Regeneration Following Gastric Injury
144The gastric mucosa has a great potential to heal both superficial and deep mucosal lesions. The healing process of superficial lesions (restitution) is rapidly achieved within minutes or hours predominantly by cell migration. In contrast, healing of deep lesions occurs over days to weeks since it requires formation of new mesenchymal and epithelial structures. The time relationship of this healing process conforms to an organic decay curve whereby a maximum healing phase is interspaced between an initial and late slow healing phase. While it is well established that luminal acid can delay the healing of both superficial and deep lesions, conflicting views exist as to which factors accelerate healing. Trophic effects of both gastrin and epidermal growth factor have an accepted potential to enhance healing of deep lesions. In contrast, evidence is accumulating that prostaglandins cannot accelerate restitution or healing of deep lesions by means other than inhibition of gastric acid.

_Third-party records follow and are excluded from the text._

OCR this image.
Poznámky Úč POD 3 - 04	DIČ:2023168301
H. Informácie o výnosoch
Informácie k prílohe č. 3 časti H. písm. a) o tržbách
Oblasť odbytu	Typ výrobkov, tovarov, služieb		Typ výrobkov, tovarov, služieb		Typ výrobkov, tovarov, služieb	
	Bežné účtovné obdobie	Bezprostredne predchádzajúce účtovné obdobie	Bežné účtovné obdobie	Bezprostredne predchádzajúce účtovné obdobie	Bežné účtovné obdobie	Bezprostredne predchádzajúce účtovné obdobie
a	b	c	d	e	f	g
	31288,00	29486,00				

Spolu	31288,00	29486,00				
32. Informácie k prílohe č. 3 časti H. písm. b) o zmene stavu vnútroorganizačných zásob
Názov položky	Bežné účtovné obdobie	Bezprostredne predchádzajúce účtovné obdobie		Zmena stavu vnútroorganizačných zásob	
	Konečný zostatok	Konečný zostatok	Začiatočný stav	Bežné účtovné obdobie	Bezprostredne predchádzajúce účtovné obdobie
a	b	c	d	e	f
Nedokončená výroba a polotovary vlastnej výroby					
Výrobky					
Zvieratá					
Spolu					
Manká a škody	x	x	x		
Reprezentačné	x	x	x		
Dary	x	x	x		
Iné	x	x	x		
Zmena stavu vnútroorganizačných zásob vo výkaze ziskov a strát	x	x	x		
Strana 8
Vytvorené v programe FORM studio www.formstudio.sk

The gastrointestinal mucosa, particularly that of the stomach, has a great potential to repair both superficial and deep epithelial lesions. While it has long been recognized that regeneration by mitotic reproduction from proliferating stem cells is an important factor in this healing process, it has been shown more recently that superficial lesions can rapidly be repaired by migration of underlying cells from the gastric pits. The latter process must be differentiated from the much slower evolution of wound healing (Table 1).